Asia Pac Allergy. 2021 Jul 16;11(3):e31. doi: 10.5415/apallergy.2021.11.e31. eCollection 2021 Jul.

Authors

Affiliations

¹ Division of Respiratory Medicine and Allergology, Department of Medicine, Teikyo University School of Medicine, Tokyo, Japan.
² Division of Respiratory Medicine, Department of Internal Medicine, Nihon University School of Medicine, Tokyo, Japan.
³ Division of Respiratory Medicine and Allergology, Department of Medicine, Showa University School of Medicine, Tokyo, Japan.
⁴ Division of Pulmonary Medicine, Department of Medicine, Keio University School of Medicine, Tokyo, Japan.
⁵ Akihabara Atsuta Clinic, Tokyo, Japan.
⁶ Department of Respiratory Medicine, Tokyo Women's Medical University, Tokyo, Japan.
⁷ Department of Respiratory Medicine, National Center for Global Health and Medicine, Tokyo, Japan.

Abstract

Background: Mepolizumab, a humanized antibody targeting interleukin-5, decreases the number of blood eosinophils and the frequency of exacerbation of severe asthma. Galectin-10 is a protein within the cytoplasm of eosinophils and constitutes Charcot-Leyden crystals, which promotes key features of asthma. However, the relationship between time kinetics and clinical response of eosinophil-derived molecules such as galectin-10 or eosinophil cationic protein (ECP) has not been precisely investigated.

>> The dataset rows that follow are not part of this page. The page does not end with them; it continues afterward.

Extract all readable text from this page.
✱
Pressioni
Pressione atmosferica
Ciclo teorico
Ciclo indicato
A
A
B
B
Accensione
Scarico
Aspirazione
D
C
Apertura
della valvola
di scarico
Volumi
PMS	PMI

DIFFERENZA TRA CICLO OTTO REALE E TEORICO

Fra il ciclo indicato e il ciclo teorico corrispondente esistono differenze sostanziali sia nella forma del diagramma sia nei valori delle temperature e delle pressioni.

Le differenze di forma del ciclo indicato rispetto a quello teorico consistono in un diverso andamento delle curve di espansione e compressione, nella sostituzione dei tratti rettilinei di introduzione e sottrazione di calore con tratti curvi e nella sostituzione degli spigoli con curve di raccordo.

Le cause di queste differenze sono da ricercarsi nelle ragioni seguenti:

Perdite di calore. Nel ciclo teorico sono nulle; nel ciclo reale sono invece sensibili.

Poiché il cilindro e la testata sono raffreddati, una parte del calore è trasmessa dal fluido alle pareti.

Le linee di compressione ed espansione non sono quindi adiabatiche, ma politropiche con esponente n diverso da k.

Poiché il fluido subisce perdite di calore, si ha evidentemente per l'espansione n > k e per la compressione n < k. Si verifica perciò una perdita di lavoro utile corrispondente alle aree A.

Objective: This study aimed to clarify the precise time course of the levels of serum galectin-10 and ECP after mepolizumab treatment and to analyze the relationship between the levels of eosinophil-derived molecules and the clinical background or response to mepolizumab treatment.

Methods: This multicenter, prospective open-label study recruited 20 patients with severe eosinophilic asthma. Mepolizumab was administered every 4 weeks for 32 weeks and the levels of various biomarkers were serially analyzed.

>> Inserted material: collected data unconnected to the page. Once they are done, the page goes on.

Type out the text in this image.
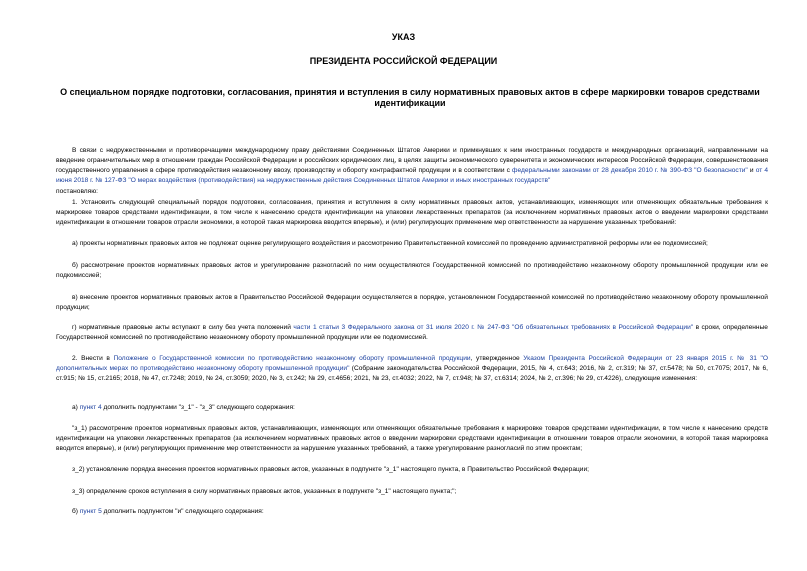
УКАЗ
ПРЕЗИДЕНТА РОССИЙСКОЙ ФЕДЕРАЦИИ
О специальном порядке подготовки, согласования, принятия и вступления в силу нормативных правовых актов в сфере маркировки товаров средствами идентификации
В связи с недружественными и противоречащими международному праву действиями Соединенных Штатов Америки и примкнувших к ним иностранных государств и международных организаций, направленными на введение ограничительных мер в отношении граждан Российской Федерации и российских юридических лиц, в целях защиты экономического суверенитета и экономических интересов Российской Федерации, совершенствования государственного управления в сфере противодействия незаконному ввозу, производству и обороту контрафактной продукции и в соответствии с федеральными законами от 28 декабря 2010 г. № 390-ФЗ "О безопасности" и от 4 июня 2018 г. № 127-ФЗ "О мерах воздействия (противодействия) на недружественные действия Соединенных Штатов Америки и иных иностранных государств"
постановляю:
1. Установить следующий специальный порядок подготовки, согласования, принятия и вступления в силу нормативных правовых актов, устанавливающих, изменяющих или отменяющих обязательные требования к маркировке товаров средствами идентификации, в том числе к нанесению средств идентификации на упаковки лекарственных препаратов (за исключением нормативных правовых актов о введении маркировки средствами идентификации в отношении товаров отрасли экономики, в которой такая маркировка вводится впервые), и (или) регулирующих применение мер ответственности за нарушение указанных требований:
а) проекты нормативных правовых актов не подлежат оценке регулирующего воздействия и рассмотрению Правительственной комиссией по проведению административной реформы или ее подкомиссией;
б) рассмотрение проектов нормативных правовых актов и урегулирование разногласий по ним осуществляются Государственной комиссией по противодействию незаконному обороту промышленной продукции или ее подкомиссией;
в) внесение проектов нормативных правовых актов в Правительство Российской Федерации осуществляется в порядке, установленном Государственной комиссией по противодействию незаконному обороту промышленной продукции;
г) нормативные правовые акты вступают в силу без учета положений части 1 статьи 3 Федерального закона от 31 июля 2020 г. № 247-ФЗ "Об обязательных требованиях в Российской Федерации" в сроки, определенные Государственной комиссией по противодействию незаконному обороту промышленной продукции или ее подкомиссией.
2. Внести в Положение о Государственной комиссии по противодействию незаконному обороту промышленной продукции, утвержденное Указом Президента Российской Федерации от 23 января 2015 г. № 31 "О дополнительных мерах по противодействию незаконному обороту промышленной продукции" (Собрание законодательства Российской Федерации, 2015, № 4, ст.643; 2016, № 2, ст.319; № 37, ст.5478; № 50, ст.7075; 2017, № 6, ст.915; № 15, ст.2165; 2018, № 47, ст.7248; 2019, № 24, ст.3059; 2020, № 3, ст.242; № 29, ст.4656; 2021, № 23, ст.4032; 2022, № 7, ст.948; № 37, ст.6314; 2024, № 2, ст.396; № 29, ст.4226), следующие изменения:
а) пункт 4 дополнить подпунктами "з_1" - "з_3" следующего содержания:
"з_1) рассмотрение проектов нормативных правовых актов, устанавливающих, изменяющих или отменяющих обязательные требования к маркировке товаров средствами идентификации, в том числе к нанесению средств идентификации на упаковки лекарственных препаратов (за исключением нормативных правовых актов о введении маркировки средствами идентификации в отношении товаров отрасли экономики, в которой такая маркировка вводится впервые), и (или) регулирующих применение мер ответственности за нарушение указанных требований, а также урегулирование разногласий по этим проектам;
з_2) установление порядка внесения проектов нормативных правовых актов, указанных в подпункте "з_1" настоящего пункта, в Правительство Российской Федерации;
з_3) определение сроков вступления в силу нормативных правовых актов, указанных в подпункте "з_1" настоящего пункта;";
б) пункт 5 дополнить подпунктом "и" следующего содержания:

Results: The serum galectin-10 and ECP significantly and rapidly decreased 4 weeks after initial administration of mepolizumab. In contrast, basophil count, fractional exhaled nitric oxide, and the serum total IgE level were unchanged during treatment. Asthma Control Questionnaire-5, Asthma Health Questionnaire-33, and Lund-Mackay scores significantly improved after mepolizumab treatment. Both high ECP and eosinophil count related to better response in forced expiratory volume in 1 second (FEV₁) and measurable ECP level at 4 weeks after administration of mepolizumab related to the further improvement in FEV₁ toward week 32. No significant difference in improvement in FEV₁ was observed in galectin-10 high group. The level of ECP at baseline was significantly related to the higher prevalence of nasal polyp and Lund-Mackay score.

Conclusion: This study was the first to show that the levels of serum galectin-10 decreases after initial administration of mepolizumab. The significant relationship between serum ECP and better response in FEV₁ suggested the potential role of serum ECP as a predictive biomarker for the efficacy of mepolizumab (UMIN000030466).

Keywords: Asthma; Eosinophil cationic protein; Galectin-10; Interleukin-5; Mepolizumab.